Currently, there is no consensus method for the measurement of MMP activity in wound fluid. Samples were collected using absorbent strips, which absorb the fluid by capillary action. This sample collection procedure can be performed in outpatient settings because of its rapidity, simplicity, and noninvasiveness. Furthermore, this collection method was selected, because by using it, local expression of MMPs in wound fluid, which better reflects the microenvironment of the wound than their expression in the serum, could be directly determined. MMP concentrations in our study were shown to be comparable to those in other previous studies that examined the levels in would fluid and expressed the values in the same unit (pg/μg of protein) [18]. Noteworthy, we analyzed MMP-9 levels using an ELISA technique, in contrast to many previous studies on MMP-9, which determined its levels using a zymography technique [11]. Even though the zymography technique is a useful qualitative technique, it lacks specificity and true quantitative nature, which could be obtained utilizing an antibody-based activity assay, such as ELISA [19]. Nonetheless, the ELISA technique detects both active and inactive forms of the enzyme and may not reflect actual enzyme activity in the wounds, since the enzyme is extracellular activated after its production in an inactive form [20]. To precisely relate the MMP-9 activity to the wound healing outcome, commercially available kits or any other quantitative methods that specifically detect the activated form of MMP-9 are required.

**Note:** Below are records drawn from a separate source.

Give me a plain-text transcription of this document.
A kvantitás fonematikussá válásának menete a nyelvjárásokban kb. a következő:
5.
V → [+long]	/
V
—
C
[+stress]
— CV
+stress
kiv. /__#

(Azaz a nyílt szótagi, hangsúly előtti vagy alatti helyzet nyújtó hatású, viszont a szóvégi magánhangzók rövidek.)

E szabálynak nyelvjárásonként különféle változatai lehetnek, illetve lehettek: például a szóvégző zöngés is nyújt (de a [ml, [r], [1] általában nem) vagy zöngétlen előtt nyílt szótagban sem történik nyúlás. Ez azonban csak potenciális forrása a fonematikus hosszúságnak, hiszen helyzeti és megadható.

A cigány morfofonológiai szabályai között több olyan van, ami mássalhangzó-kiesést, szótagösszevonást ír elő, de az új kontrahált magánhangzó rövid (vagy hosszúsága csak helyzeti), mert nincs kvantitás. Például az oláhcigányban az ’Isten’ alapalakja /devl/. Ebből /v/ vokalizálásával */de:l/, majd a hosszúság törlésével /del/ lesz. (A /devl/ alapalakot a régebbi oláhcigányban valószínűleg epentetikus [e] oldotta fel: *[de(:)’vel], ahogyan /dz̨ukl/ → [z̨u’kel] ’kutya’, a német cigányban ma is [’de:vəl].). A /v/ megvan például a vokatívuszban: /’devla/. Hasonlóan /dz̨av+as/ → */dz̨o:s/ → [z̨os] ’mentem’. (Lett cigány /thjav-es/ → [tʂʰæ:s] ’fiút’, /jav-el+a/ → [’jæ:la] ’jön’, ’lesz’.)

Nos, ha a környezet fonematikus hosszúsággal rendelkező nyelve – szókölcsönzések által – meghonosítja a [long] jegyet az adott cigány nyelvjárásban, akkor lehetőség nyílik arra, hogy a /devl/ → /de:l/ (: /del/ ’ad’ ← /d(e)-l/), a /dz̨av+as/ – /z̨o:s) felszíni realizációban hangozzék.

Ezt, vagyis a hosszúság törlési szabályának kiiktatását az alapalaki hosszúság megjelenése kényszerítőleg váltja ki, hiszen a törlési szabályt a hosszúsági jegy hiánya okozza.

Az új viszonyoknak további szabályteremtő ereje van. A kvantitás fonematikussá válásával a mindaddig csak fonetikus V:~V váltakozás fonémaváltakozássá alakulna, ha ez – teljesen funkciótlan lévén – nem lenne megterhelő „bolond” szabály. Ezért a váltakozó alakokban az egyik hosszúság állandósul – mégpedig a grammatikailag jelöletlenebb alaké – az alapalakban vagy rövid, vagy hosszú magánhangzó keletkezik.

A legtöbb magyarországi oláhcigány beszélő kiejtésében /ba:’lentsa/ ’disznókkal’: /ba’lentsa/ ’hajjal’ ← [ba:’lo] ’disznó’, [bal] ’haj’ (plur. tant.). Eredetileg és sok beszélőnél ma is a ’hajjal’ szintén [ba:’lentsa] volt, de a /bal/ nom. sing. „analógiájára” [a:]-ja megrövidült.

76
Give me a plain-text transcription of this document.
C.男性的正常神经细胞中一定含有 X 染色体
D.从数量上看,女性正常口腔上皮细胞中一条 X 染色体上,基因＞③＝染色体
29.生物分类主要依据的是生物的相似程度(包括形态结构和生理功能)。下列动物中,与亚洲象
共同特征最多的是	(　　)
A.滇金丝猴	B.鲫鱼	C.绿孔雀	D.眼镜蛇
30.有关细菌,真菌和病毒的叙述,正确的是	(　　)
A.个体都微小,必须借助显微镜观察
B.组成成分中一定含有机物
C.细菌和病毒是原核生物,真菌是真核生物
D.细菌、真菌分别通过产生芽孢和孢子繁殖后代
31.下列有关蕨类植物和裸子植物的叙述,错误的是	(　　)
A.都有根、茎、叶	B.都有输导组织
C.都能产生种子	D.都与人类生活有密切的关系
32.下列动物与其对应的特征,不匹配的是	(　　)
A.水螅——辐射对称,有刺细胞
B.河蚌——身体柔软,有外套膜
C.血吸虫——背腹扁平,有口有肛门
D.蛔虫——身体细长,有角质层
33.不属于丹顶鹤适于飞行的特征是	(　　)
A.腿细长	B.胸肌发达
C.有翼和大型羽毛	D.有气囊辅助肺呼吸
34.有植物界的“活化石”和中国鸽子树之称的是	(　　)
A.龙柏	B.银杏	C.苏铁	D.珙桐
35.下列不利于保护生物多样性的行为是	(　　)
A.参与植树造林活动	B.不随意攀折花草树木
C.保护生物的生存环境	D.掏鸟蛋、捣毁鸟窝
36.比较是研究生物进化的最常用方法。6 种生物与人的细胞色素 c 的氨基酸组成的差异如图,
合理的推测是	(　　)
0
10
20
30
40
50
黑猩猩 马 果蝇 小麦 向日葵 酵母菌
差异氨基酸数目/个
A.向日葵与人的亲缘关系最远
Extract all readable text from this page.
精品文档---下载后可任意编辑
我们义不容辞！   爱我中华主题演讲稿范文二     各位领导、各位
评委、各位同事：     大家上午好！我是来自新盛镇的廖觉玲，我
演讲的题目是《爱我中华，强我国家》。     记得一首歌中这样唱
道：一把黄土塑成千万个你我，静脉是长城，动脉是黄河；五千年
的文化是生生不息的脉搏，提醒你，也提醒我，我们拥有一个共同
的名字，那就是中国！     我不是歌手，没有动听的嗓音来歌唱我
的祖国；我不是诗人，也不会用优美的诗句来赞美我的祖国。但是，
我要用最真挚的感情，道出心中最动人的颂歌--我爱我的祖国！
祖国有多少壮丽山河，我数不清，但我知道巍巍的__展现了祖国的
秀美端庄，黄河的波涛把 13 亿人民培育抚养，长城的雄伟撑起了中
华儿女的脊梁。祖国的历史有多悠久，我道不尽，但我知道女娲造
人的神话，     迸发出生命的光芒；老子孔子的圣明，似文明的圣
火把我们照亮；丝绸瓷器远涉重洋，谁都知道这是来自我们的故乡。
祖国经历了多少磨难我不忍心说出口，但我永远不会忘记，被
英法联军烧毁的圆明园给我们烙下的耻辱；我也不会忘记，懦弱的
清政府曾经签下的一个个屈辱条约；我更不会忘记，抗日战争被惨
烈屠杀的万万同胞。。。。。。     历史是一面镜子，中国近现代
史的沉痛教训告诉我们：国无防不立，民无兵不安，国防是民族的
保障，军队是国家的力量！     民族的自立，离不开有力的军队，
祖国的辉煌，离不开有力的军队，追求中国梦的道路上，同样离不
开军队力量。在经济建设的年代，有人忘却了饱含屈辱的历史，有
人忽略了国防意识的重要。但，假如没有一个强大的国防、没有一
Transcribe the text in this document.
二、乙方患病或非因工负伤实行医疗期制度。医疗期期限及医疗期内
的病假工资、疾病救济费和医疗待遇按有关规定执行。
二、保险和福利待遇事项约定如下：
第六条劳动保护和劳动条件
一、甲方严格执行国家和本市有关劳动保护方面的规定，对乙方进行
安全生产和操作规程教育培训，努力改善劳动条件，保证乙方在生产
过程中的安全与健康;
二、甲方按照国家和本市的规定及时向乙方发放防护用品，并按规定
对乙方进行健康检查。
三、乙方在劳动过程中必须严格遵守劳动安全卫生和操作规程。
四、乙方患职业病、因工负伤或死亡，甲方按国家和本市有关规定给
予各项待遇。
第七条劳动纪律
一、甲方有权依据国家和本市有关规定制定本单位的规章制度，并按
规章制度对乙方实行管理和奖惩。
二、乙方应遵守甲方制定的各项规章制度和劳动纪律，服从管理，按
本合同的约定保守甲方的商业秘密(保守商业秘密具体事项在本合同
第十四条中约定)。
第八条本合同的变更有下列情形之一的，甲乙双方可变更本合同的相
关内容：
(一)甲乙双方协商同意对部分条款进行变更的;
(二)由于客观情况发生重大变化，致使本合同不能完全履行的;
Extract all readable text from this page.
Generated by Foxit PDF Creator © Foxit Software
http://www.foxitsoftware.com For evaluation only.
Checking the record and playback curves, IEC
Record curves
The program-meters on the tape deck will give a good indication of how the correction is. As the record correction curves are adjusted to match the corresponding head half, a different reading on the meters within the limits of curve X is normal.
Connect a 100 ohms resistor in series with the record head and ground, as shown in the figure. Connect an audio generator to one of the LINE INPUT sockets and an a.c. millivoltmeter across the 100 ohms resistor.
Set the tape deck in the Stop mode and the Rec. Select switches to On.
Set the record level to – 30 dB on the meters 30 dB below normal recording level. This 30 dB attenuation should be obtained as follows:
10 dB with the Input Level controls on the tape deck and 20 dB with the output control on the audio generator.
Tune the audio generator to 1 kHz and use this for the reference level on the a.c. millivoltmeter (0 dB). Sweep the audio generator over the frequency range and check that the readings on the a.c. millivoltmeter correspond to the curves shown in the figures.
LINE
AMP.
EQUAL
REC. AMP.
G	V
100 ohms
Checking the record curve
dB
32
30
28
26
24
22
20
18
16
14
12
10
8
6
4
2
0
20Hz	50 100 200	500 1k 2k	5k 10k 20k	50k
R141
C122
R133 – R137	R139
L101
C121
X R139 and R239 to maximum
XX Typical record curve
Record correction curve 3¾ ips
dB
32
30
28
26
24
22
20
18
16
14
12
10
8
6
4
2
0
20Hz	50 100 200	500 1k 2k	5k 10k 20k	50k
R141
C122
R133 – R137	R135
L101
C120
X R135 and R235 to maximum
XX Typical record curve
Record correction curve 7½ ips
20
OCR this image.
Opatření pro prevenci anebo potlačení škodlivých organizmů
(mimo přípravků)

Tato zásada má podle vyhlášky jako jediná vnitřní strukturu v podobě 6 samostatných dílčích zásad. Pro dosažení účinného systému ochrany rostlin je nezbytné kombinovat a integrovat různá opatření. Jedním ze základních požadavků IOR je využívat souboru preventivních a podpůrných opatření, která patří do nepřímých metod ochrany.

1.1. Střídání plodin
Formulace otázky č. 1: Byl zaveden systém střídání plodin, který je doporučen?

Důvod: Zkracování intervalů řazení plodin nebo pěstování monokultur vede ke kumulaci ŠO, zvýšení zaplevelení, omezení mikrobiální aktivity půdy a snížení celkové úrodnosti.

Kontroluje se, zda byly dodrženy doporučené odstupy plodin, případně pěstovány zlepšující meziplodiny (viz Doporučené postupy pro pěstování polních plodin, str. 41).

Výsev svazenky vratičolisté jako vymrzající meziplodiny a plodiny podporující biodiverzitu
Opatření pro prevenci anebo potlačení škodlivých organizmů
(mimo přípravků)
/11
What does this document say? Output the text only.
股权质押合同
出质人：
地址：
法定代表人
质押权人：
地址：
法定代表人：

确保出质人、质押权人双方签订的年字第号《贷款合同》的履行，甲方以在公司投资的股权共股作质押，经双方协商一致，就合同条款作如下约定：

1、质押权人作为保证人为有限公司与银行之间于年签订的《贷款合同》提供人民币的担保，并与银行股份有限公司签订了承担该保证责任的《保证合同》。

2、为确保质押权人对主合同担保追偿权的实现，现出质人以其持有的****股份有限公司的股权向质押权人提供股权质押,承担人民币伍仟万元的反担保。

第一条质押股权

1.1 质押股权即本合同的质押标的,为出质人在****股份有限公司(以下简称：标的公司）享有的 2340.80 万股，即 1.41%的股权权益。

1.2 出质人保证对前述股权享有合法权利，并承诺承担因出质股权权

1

The results in this study might have been interfered by several factors. Firstly, the number of patients in this study was relatively small, thus the relatively low statistical power of our results. Secondly, despite the stringent inclusion criteria, diabetic foot ulcers were heterogeneous in nature at least partly due to the high prevalence on medical calcinosis in diabetic vessels. On the contrary, the stringent criteria themselves might also partially limit data generalization given that this did not ideally reflect the real life situation with diverse clinical settings. Thirdly, different ulcer locations might have affected the prognosis of wound healing, making the prediction of wound healing outcome difficult. Finally, since the investigating laboratory was located in a different institute from the sample collection site, the temperature- and time-dependent denaturation could also influence the protein level assessment, even though cooling box was used for the temperature control during the delivery.

5. Conclusion

The wound fluid levels of MMP-9 at presentation (week 0) might be able to predict the healing outcome and suggest the therapeutic strategy tailored to individual patients with diabetic foot ulcers. Furthermore, levels of other enzymes, such as other MMPs, TIMP-1, and TGF-β1, might further enhance the prognostic value of MMP-9 levels when measured together at presentation.

Data Availability

The data of MMP9 levels used to support the findings of this study are available from the corresponding author upon request.

Conflicts of Interest

The authors declare that there are no conflicts of interest regarding the publication of this paper.

Acknowledgments

This research and publication is supported by Phramongkutklao College of Medicine.